The film is a slice-of-life melodrama in which the center of gravity falls on each of the characters in turn. And perhaps here the apocalyptic metaphor works as well. In Greek, apokálypsis means an “uncovering” or “revealing,” and Cone “uncovers” each of the characters slowly and carefully as the film moves on.
With Brea it starts with sideways glances during one of Laura’s interminable prayers. Then she forgets the words to a hymn she’s singing in front of the church with the choir. In her part as Mary Magdalene in the church’s passion play, she just can’t seem to capture the enthusiasm of seeing the risen Jesus (played by the teenage boy in church with the longest, darkest hair, of course). Her spirit reels when she furtively Googles “religions before Christianity” and finds that other religions have virgin birth narratives.
She and Tim seem to be in cahoots throughout the film, sharing secretive looks, already developing that close bond that forms between gay men and girls that disappoint their fathers. The two are not-so-secretly planning to go to New York City for college, to unheard-of exotic worlds like The New School and NYU. Tim keeps getting outed by other people in the film, but seems to take it in stride. His widower father knows and seems to accept him, and Tim sees no conflict between his sexuality and his faith.
Laura is the messiest of the characters, and the one I identified with most. She’s planning on going to the local Christian college, and is distressed by the changes in her ordered cosmos this apocalypse of graduation and college has brought about. When she finds out that Tim is gay, she ardently prays for him to change. Her plea to Brea as her friend gets ready to escape to New York is not so much a witnessing as begging: “I want you in heaven with me, Brea. So bad…so bad. And I know you’re getting away from all this…but don’t leave it [your faith] lightly.”
As Austin the music director, Stephen Cone wears the rictus grin of someone who has been hiding from himself, and everyone else, his whole life.

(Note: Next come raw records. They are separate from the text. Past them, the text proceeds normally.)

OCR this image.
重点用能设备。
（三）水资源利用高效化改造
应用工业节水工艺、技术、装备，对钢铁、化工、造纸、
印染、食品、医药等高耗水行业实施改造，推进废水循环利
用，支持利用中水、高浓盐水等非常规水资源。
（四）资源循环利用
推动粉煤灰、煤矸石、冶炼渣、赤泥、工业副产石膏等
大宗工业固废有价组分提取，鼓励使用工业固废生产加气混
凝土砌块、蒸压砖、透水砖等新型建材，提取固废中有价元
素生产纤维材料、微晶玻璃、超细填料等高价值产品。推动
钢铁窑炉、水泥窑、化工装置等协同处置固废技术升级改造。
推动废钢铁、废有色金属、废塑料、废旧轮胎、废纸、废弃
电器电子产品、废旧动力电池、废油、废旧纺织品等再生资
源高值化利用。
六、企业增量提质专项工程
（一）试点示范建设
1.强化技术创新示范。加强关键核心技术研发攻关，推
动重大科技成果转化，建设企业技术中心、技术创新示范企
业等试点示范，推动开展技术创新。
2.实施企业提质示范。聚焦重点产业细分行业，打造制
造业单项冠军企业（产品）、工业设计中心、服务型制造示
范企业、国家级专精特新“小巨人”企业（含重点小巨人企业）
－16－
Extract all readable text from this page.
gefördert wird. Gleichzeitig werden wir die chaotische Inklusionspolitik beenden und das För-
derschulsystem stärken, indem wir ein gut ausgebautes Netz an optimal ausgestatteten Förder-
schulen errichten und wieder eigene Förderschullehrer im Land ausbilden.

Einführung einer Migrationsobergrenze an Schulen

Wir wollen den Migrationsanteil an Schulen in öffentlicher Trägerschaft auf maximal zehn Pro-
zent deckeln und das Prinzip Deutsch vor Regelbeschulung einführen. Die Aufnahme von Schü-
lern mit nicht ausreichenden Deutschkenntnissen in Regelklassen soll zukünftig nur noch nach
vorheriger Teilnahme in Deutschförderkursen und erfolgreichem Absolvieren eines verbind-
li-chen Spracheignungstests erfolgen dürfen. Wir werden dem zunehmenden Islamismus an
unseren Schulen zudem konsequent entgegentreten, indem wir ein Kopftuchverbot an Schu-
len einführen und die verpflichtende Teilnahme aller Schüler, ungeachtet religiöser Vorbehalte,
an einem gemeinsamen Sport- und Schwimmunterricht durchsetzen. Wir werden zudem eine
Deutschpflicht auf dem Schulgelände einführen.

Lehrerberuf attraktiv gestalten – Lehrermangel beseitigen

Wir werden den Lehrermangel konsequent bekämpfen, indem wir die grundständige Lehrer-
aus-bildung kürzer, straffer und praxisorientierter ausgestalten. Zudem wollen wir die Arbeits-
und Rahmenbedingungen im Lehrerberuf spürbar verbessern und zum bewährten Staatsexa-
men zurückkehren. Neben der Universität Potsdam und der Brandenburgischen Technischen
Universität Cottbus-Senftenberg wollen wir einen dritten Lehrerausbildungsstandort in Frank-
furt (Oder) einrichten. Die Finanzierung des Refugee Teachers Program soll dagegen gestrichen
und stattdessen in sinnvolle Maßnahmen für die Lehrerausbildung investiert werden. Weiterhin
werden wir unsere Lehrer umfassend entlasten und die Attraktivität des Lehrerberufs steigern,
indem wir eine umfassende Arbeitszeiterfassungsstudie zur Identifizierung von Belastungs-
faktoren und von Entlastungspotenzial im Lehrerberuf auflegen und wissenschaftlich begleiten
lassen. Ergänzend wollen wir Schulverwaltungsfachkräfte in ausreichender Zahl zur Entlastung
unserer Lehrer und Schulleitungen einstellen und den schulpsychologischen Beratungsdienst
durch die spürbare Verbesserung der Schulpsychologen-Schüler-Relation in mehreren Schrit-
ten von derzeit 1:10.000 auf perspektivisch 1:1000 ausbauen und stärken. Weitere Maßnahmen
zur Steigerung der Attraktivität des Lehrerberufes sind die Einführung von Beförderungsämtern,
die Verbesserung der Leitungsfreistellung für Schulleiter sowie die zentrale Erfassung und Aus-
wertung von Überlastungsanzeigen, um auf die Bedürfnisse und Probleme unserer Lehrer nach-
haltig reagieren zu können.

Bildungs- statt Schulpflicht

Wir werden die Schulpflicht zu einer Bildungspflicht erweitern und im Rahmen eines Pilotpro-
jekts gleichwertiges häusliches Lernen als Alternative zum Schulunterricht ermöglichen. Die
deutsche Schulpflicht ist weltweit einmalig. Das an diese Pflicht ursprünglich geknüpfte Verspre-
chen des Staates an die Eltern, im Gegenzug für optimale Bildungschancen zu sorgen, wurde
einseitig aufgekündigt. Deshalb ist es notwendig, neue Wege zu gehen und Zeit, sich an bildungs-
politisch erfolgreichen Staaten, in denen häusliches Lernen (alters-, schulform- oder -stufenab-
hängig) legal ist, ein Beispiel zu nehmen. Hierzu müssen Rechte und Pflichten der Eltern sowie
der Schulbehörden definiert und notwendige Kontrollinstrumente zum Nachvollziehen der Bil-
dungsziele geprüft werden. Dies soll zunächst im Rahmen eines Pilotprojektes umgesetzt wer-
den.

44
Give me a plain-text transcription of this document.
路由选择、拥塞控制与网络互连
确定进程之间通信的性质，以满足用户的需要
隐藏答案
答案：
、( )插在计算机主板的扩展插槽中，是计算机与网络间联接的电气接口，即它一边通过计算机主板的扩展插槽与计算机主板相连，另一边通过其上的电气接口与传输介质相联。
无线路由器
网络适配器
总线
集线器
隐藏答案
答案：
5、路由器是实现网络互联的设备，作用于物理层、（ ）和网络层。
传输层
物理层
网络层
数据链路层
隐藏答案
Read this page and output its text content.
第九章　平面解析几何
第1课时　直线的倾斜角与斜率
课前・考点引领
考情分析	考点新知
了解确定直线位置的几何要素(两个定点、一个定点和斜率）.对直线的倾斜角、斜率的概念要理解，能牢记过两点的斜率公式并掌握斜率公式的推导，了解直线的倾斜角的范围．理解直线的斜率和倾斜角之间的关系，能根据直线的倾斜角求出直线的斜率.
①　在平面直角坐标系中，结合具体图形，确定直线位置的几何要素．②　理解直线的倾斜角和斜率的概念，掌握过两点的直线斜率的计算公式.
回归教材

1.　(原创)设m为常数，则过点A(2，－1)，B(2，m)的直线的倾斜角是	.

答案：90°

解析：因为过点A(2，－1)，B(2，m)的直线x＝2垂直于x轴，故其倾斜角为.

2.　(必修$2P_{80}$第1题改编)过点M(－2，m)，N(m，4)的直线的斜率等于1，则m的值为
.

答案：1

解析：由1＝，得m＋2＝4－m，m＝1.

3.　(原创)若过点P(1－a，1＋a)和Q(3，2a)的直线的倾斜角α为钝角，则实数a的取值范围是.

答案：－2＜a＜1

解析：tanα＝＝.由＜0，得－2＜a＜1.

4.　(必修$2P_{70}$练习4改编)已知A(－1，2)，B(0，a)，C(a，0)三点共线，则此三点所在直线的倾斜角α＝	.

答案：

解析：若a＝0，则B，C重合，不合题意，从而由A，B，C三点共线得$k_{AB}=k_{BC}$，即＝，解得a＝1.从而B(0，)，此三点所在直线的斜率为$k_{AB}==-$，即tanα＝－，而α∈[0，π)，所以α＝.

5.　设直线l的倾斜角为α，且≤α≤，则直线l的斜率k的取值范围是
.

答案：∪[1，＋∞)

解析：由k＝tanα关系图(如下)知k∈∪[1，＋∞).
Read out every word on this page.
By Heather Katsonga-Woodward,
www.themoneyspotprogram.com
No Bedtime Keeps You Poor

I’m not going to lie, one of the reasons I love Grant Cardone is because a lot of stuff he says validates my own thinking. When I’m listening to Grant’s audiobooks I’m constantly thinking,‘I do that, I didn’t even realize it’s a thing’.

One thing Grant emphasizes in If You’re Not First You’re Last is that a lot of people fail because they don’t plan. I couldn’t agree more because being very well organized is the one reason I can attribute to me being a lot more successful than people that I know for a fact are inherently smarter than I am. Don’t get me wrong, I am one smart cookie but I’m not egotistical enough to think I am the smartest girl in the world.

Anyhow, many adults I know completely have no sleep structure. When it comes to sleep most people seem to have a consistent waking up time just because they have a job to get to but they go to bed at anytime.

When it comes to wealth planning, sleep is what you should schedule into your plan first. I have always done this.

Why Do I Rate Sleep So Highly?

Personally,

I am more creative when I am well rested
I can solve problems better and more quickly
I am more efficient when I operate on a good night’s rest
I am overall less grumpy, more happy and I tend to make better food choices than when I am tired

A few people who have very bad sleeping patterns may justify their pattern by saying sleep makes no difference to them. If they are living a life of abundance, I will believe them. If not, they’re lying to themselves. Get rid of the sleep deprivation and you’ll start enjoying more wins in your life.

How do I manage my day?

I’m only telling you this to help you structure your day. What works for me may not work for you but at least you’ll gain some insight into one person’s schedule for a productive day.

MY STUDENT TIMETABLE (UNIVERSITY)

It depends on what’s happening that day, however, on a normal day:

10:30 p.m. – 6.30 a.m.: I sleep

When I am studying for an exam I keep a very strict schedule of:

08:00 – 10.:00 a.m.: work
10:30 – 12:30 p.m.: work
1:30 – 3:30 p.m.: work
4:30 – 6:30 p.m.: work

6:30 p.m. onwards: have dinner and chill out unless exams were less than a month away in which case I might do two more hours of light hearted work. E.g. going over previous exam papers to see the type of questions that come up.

He seems to have an attraction to Tim, but it’s hard to tell if it’s erotic or just a painful projection of what might have been had he come out earlier. His wife Elizabeth suffers silently through his pratfall attempts at affection, convinced she must be doing something wrong. The pastor and congregation don’t see their private struggle, and mostly seem thrilled with the music and drama Austin puts together every week at church.
Films like this can only be “independent,” because nobody takes faith this seriously in Hollywood. Cone finds the humanity in these characters’ spiritual struggles and doesn’t judge which one is on the “genuine” path. Okay, Laura probably needs meds as much as Jesus, and no gay man should be thirty, with a wife, and still not out of the closet. But these characters’ faith is not treated as a malady. The several remarkable scenes of people praying in the film reveal things about them, rather than being used as proof of hypocrisy, or as a feckless last-ditch attempt to change fate.
The film ends as the three seniors—now college freshmen—return for Christmas, their adult personas already solidifying, a new sense of confidence erasing the fears of the previous summer. And perhaps that’s what we miss about the potential good that comes from these moments of personal apocalypse. So often we think in terms of the loss of the world that’s ending, and not the potential of the world that is to come.